The “D”s in Lawrence’s first instrument measured only 11 inches (28cm) across and could only accelerate the protons to an energy of 1.2MeV. (An eV is an electron volt, it stands for the amount of energy that an electron will gain as it crosses a potential of 1 Volt. an MeV is a million eVs, GeV is a billion eVs and TeV is a trillion)

In the years that followed Lawrence built progressively more powerful instruments including a 184 inch (467cm) device that was used during the development of the atomic bomb to study the separation of uranium isotopes.

In the 1950s a new design of accelerators was developed where the strength of the confining magnetic field was synchronized to the energy of the accelerated particles. These accelerators were christened synchrotrons and they continued to grow in size and energy. The Bevatron, still at UC Berkeley succeeded in producing the first the anti-protons and anti-neutrons while the Cosmotron at Brookhaven National Laboratory on Long Island discovered the Delta particle and produced the first artificial mesons. The picture below shows the Bevatron at Berkeley.

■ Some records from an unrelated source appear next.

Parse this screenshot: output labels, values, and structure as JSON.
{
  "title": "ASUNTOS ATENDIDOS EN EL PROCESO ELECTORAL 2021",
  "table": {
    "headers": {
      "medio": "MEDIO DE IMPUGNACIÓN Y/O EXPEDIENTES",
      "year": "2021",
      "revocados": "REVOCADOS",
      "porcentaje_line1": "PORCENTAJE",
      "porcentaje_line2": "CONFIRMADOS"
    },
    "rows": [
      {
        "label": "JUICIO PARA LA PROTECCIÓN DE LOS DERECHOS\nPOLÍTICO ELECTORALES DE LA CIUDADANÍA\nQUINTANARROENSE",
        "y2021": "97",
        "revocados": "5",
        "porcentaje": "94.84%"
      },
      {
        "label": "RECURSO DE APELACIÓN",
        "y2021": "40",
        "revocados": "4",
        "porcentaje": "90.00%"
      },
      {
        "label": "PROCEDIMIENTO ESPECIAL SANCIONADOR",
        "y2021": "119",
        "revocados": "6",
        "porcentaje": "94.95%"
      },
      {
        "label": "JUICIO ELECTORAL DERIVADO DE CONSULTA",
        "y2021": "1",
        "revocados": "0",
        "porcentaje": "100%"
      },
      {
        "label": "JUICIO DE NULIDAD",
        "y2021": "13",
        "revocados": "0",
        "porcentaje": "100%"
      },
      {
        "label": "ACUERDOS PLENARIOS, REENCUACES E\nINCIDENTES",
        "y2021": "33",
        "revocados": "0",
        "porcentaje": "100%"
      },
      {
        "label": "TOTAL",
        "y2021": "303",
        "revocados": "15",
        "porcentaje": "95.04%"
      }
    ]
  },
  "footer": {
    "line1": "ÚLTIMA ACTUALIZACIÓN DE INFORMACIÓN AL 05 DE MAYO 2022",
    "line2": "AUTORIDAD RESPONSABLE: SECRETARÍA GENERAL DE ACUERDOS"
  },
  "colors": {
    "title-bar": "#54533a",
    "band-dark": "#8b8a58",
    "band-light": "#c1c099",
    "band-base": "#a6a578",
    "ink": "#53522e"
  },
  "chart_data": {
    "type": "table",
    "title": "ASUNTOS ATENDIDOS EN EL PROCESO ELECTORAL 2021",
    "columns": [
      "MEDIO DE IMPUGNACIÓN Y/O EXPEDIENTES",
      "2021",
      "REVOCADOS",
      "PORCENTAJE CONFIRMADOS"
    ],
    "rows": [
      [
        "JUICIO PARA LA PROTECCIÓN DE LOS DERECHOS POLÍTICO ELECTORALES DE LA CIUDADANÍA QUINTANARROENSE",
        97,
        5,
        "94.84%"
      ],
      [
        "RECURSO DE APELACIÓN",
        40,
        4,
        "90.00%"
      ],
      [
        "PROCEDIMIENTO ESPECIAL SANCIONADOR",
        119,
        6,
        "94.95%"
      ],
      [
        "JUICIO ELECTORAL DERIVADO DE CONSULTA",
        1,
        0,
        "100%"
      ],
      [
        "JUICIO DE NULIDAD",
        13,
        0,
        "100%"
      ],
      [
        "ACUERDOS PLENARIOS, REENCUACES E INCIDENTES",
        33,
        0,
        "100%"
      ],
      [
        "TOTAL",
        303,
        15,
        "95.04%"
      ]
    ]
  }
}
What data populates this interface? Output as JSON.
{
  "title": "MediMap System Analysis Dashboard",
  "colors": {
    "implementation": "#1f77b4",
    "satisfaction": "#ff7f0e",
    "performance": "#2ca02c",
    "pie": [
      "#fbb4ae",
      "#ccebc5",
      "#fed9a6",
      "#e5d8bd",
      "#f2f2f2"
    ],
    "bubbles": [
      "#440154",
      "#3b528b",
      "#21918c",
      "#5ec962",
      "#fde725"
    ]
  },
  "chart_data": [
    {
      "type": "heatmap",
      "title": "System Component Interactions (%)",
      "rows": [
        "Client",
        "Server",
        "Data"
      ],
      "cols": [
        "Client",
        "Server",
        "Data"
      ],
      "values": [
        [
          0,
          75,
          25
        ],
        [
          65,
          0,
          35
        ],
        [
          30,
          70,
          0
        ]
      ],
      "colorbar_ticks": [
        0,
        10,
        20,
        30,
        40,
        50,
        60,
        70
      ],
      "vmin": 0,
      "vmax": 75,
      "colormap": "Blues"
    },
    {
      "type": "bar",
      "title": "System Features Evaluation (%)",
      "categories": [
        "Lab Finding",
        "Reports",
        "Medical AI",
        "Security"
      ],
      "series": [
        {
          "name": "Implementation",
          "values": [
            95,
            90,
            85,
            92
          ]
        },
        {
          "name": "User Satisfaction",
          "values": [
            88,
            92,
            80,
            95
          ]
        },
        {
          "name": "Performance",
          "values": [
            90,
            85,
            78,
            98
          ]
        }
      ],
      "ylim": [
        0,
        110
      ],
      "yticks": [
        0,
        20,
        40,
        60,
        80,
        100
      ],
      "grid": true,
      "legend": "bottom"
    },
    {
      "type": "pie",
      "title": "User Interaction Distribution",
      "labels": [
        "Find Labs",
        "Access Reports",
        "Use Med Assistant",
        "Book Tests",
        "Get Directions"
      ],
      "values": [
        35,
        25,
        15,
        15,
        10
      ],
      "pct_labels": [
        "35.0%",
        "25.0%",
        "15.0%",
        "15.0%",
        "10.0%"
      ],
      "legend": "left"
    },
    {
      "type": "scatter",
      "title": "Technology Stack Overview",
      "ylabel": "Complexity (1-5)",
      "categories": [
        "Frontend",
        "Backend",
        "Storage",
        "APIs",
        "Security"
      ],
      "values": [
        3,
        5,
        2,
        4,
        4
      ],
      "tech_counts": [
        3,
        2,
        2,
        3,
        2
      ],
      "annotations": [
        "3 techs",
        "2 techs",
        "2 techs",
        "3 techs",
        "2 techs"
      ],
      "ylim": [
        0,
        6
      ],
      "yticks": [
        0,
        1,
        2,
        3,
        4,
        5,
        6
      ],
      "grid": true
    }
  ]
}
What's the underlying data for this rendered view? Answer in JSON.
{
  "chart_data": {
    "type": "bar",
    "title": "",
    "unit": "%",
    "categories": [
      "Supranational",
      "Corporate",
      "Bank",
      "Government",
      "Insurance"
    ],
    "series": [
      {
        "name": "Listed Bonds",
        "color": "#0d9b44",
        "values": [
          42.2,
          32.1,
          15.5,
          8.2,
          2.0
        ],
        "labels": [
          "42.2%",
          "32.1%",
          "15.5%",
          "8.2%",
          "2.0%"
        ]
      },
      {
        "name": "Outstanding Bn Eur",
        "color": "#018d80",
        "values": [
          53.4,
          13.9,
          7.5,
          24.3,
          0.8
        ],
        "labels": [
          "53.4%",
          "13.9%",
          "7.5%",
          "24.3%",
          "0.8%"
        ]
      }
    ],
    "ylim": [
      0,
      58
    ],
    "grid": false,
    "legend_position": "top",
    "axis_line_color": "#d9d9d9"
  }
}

The Bevatron Particle Accelerator (Public Domain)

The rest of the world just couldn’t keep up. The US just kept building the most powerful instruments and making all the discoveries. In 1960 Brookhaven got a new 33Gev machine called the Alternating Gradient Synchrotron, which is still making important discoveries today. In 1983 a brand new facility was opened outside Chicago called Fermilab with an accelerator ring over one and a third mile (2.2km) in diameter. The instrument named the Tevatron because it not only accelerated protons to over a TeV but it also accelerated anti-protons in the opposite direction and studied the collisions between them. The discoveries made by American Atom Smashers formed the basis of what physicists call ‘The Standard Model’. In 1995 the Top quark was discovered at Fermilab, the last elementary particle to be discovered at an American facility.

At almost the same time the US congress cancelled the next great American accelerator, the Superconducting Super Collider or SSC, whose ring would have been over 17 miles (27.7km) in diameter and whose total energy would have reached 40TeV.

Instead the Europeans have taken the lead with their Large Hadron Collider (LHC) at CERN. This is the instrument that finally discovered the Higgs boson in 2013 with its 8.6 km ring (5.4miles) and energy of 13Tev. It is worth keeping in mind that America’s SSC would have been completed earlier than Europe’s LHC and still been more powerful if the politicians had not fought over a deficit that they’ve pretty much ignored since then anyway. And now even the Tevatron at Fermilab has been shut down over budget concerns.

Europe meanwhile is pressing on. There are plans under development at CERN for an even bigger, more powerful machine. Called the Future Circular Collider it will have a ring 32 km (20 miles) in diameter and a top energy of 100Tev. So therefore it will be Europe that in the next decades will lead the search for physics beyond the standard model.

In my next post I’ll conclude my discussion of how the United States is losing its once predominant position in Science.

Post Script: Even as I was writing this post the Physicists at CERN have announced the discovery of a new particle! Now this is not a new fundamental particle but rather the first composite particle with two heavy quarks. Worse yet, Fermilab had published data over ten years ago indicating the possible existence of this particle but the Tevatron was not quite powerful enough to meet the tight requirements needed to officially announce a discovery.